What changed
RBI observed that despite earlier circulars, banks were not rigorously evaluating unhedged forex exposure risks or building them into credit pricing. This circular reinforces the February 2012 guidelines, emphasizing that such exposures have led to NPAs and must be addressed with proper mechanisms and board-approved limits.
What it means for you
Banks must now treat unhedged forex exposure as a critical credit risk factor and adjust pricing accordingly. Failure to do so could increase NPA risks, especially for corporates with large foreign currency borrowings. The RBI expects banks to proactively monitor and limit these exposures through board-approved policies.
What you must do
- Implement a robust mechanism to evaluate unhedged forex exposure risks for all corporate clients, including SMEs.
- Price these risks into the credit risk premium for fund-based and non-fund-based facilities.
- Set board-approved limits on unhedged positions for corporates.
- Submit compliance/action taken reports to RBI by end-December 2012, with board approval.
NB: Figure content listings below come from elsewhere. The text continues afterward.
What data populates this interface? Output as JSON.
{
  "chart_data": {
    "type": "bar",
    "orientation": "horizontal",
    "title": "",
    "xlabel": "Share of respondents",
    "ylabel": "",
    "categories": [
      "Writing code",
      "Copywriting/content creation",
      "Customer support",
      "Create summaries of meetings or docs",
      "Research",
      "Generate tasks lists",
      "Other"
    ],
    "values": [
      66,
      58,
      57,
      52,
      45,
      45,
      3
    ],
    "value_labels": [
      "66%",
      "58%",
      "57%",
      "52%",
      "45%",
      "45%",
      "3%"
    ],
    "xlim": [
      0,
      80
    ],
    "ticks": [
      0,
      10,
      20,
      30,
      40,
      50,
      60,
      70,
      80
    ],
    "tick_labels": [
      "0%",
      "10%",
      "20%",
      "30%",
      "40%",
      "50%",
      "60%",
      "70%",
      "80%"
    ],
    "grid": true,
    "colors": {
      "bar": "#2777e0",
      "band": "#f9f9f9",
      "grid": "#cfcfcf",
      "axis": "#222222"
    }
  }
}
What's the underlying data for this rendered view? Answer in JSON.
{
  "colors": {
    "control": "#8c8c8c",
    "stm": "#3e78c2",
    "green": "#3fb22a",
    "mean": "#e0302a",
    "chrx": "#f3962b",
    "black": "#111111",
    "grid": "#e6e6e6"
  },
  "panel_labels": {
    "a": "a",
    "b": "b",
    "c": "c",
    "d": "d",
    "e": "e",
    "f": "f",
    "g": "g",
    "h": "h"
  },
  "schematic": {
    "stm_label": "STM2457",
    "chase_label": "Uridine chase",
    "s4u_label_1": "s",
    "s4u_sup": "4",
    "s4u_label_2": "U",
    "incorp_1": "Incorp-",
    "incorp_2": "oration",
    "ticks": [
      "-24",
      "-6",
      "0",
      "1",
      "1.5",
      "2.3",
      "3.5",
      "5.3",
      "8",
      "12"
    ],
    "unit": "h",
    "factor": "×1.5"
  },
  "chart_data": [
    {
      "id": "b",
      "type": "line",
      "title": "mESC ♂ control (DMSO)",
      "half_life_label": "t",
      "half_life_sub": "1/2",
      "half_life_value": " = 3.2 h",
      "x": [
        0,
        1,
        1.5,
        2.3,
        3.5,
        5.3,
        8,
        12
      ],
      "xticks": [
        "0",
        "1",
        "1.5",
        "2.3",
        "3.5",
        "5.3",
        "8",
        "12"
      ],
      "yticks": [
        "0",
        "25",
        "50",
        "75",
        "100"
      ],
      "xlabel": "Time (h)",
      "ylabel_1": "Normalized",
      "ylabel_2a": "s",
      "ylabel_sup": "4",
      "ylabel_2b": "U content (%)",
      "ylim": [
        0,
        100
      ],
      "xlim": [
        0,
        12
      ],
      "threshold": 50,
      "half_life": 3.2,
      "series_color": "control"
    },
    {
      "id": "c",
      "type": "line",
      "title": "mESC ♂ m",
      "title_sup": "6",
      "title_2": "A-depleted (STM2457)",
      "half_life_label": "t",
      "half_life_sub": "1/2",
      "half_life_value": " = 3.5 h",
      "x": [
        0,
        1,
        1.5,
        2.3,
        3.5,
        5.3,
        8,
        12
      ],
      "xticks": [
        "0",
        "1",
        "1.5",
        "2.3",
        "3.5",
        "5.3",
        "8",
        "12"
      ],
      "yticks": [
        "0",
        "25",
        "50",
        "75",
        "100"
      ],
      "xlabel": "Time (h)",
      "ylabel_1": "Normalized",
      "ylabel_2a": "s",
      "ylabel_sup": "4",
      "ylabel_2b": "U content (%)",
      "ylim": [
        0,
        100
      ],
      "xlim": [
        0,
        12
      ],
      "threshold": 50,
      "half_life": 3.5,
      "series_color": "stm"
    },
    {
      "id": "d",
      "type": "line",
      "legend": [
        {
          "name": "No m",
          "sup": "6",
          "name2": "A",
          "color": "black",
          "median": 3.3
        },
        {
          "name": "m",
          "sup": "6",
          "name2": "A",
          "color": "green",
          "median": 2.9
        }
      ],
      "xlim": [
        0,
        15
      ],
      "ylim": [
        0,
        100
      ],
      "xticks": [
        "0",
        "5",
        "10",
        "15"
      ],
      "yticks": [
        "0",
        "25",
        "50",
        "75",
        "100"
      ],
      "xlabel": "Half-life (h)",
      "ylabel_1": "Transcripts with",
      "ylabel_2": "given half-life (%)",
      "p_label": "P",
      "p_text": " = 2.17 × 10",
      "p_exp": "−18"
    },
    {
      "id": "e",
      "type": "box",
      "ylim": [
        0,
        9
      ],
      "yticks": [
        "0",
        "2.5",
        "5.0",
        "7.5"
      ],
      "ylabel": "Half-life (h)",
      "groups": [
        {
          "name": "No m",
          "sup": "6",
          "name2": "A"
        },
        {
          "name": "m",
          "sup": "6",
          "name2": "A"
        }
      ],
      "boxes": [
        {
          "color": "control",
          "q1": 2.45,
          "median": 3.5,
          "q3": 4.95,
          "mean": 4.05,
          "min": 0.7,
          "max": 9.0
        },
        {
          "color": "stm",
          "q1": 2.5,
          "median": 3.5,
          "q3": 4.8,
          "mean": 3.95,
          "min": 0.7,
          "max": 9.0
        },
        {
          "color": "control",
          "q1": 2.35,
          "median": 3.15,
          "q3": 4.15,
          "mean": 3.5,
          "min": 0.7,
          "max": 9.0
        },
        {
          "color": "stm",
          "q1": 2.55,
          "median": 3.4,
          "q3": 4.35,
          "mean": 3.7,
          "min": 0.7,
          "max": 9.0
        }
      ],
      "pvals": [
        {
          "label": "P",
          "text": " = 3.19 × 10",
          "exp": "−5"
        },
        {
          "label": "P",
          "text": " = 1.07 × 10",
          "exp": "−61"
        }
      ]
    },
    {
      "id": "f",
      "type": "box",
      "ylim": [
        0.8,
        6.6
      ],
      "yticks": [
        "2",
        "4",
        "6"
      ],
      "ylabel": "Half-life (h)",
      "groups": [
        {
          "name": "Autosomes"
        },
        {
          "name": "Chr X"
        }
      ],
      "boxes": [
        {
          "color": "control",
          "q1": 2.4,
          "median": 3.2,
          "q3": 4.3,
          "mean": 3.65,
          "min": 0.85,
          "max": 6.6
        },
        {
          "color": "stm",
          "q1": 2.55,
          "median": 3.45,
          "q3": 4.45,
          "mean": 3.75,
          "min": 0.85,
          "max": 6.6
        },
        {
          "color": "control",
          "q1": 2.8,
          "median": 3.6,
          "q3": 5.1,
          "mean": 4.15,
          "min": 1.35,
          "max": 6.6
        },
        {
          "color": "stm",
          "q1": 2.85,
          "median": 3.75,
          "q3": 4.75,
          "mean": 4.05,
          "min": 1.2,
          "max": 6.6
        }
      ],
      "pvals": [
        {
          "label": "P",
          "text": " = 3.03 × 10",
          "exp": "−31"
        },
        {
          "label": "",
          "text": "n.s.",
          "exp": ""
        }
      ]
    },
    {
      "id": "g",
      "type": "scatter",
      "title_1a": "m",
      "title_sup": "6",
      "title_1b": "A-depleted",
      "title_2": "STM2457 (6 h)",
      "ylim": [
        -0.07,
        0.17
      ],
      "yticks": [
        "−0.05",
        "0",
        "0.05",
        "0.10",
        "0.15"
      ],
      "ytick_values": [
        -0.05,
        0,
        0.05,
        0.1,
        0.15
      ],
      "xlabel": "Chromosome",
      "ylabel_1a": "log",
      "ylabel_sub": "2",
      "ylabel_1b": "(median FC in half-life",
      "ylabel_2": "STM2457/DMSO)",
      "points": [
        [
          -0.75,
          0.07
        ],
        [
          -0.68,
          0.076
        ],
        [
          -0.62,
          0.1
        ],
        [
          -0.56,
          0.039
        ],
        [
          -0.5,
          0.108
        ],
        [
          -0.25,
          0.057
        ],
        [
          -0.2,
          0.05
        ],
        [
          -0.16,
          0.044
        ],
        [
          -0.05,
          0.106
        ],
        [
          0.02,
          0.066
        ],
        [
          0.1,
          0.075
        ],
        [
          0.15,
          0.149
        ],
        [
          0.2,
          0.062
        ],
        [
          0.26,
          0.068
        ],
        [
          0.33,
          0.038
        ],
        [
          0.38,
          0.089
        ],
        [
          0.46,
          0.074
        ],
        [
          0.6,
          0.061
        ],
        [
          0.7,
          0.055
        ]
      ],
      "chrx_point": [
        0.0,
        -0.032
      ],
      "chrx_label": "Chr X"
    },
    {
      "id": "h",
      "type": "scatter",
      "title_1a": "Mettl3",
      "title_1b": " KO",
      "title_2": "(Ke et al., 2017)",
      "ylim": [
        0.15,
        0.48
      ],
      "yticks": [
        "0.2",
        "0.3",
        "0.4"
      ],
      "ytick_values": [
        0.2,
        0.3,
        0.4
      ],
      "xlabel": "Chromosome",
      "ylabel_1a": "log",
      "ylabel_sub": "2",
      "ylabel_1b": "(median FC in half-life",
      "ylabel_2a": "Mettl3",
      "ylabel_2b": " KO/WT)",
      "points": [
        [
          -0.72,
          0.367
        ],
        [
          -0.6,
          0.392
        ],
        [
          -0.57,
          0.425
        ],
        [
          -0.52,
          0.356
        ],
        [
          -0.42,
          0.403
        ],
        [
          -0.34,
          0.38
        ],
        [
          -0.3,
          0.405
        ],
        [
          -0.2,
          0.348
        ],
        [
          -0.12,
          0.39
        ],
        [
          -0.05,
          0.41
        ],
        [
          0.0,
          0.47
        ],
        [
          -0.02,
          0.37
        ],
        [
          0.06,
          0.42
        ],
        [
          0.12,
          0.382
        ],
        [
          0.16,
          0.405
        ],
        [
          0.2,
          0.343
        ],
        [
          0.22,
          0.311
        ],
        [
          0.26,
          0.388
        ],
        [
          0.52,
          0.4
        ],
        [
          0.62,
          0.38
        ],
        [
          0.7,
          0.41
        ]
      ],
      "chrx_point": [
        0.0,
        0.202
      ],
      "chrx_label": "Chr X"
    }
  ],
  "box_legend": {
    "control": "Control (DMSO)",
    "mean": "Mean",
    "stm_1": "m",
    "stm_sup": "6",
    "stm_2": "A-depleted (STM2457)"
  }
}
- Ensure consortium leader or bank with largest exposure monitors unhedged forex exposure in multiple banking arrangements.
Who it affects
All scheduled commercial banks (excluding RRBs), Corporate clients with foreign currency exposure, SMEs with foreign currency exposure, Banks' credit risk and treasury departments
What is the key risk RBI is addressing with this circular?
RBI is concerned that unhedged foreign currency exposure of corporates poses risk to the corporates, the financing banks, and the financial system, and has led to NPAs in some cases.
What specific action must banks take by end-December 2012?
Banks must obtain board approval and submit a compliance/action taken report to RBI, including to the Department of Banking Supervision, detailing how they are evaluating and pricing unhedged forex risks.
Does this circular apply to all corporate clients or only large ones?
It applies to all clients, including SMEs, as per earlier instructions. Banks must consider exposures from all sources, including foreign currency borrowings and ECBs.